21 tips for successful leadership
You can bet that you find hundreds of leaders everyday, But we agree with you that successful ones are little!.
- Set aside one hour each day to absorb new information. Don’t let yourself be the person who is unaware of a major development or situation that needs attention.
- Recognize the power of questions. Stop thinking in terms of what you have to say and start thinking in terms of what you have to ask. Managers and employees will respect you for asking their viewpoints and you are likely to learn more in the process.
- Send powerful nonverbal messages. Consider how you can make better use of body language and how to modulate your voice for greater impact.
- Learn to laugh at yourself. Stop taking yourself so seriously. Whenever you say or do something foolish (and we all do), be the first to see the humour in it. Laugh at yourself in front of your direct reports, and they won’t laugh at you behind your back.
- Learn to speak with conviction. If you don’t sound as if you believe in what you’re saying, don’t expect anyone else to believe you. An executive once said, “Your managers and employees will never get any more excited about the organization’s mission than you are.”
- Light fires inside your employees. Assign employees to jobs and orchestrate the job environment so that your management team receives the greatest number of important intrinsic rewards as they perform the work.
- Don’t use performance measures that sacrifice the long term. When you can quantify performance, be careful that employees don’t become so consumed with making a short-term measure that long-term value suffers.
- Offer a sincere simple “thank you.” We all want to feel needed and appreciated. Gratitude endures long after checks are cashed.
- Solicit an employee’s advice for solving a problem. You’ll make the employee feel important and you may wind up with a solution that never occurred to you.
- Take a member of the support staff on a sales call. People in support roles might otherwise never meet any of their organization’s customers. They’ll learn more about customer needs and the experience may leave them motivated to see that those needs are met.
- Inspire ethical behaviour by showing willingness for incurring the costs. Exhorting your managers and employees to be ethical is a less powerful message than showing them your willingness to pay a price for ethics, like losing money by exchanging new merchandise for damaged goods. In other words, walk the talk.
- Link exit interviews to employee development. Employees are never so honest as when they decide to leave an organization. Ask defectors what problems should be corrected.
- Let yourself be seen by staff and colleagues. Demonstrate that you care by visiting your managers and their employees.
- Communicate up, down, laterally, within and outside the organization—verbal, written and listening are all critical. One size does not fit all. The message must meet the needs of the listener.
- Accept that progress cannot be monitored from the office. By being present, you will be able to offer praise when it is warranted.
- Eliminate that which no longer adds value. It’s tough enough to identify products, processes and activities that no longer provide significant benefit, but it is even more difficult to do away with dated strategic thinking.
- Before a management planning session, get input from employees. Survey managers and employees before the meeting. At the meeting, after the group has exhausted their ideas on an item, reveal the suggestions from the people you polled.

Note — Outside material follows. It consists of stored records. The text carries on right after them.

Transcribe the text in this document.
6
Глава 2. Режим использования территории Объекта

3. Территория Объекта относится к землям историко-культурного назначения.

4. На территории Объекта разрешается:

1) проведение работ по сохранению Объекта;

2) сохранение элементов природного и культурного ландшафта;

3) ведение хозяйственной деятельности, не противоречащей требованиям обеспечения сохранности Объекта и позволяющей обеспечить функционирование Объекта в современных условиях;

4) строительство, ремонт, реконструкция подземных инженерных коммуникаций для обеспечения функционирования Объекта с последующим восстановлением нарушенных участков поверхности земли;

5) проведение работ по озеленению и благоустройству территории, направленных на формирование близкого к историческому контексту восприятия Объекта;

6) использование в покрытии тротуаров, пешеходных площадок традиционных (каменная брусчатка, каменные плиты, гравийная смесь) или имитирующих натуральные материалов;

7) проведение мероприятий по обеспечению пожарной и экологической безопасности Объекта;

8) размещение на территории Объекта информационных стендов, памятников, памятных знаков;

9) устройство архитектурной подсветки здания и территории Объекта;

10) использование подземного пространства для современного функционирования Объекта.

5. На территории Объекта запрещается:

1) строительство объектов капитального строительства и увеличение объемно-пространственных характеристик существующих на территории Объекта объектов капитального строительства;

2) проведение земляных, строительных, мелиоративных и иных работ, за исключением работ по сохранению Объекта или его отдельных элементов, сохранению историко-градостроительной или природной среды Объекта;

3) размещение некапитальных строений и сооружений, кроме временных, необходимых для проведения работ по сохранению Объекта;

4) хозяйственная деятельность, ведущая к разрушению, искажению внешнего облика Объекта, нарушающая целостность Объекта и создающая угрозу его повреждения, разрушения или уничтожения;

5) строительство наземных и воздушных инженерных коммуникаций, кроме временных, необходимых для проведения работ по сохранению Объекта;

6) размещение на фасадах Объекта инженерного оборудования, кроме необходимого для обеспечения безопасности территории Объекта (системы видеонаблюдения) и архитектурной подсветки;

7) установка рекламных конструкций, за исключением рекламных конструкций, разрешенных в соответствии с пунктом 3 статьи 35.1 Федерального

- Conduct an external environmental assessment and an internal organizational assessment. Look for opportunities that major trends (political, economic, social, technological) offer your organization. Determine, too, what your team does well and its weaknesses and other internal opportunities and shortcomings. Now, make plans to shore up the negatives and leverage the positives.
- Create an accountability document. List each action plan in chronological order and who is responsible for what and when. At weekly staff meetings, track progress on the tasks based on the document.
- Communicate the results of the strategic planning session down the line. Share the results with all employees. Tell them what they can do to support the action plans.
- Share your mission and vision statements with customers and suppliers. They will help define the relationship with both over time.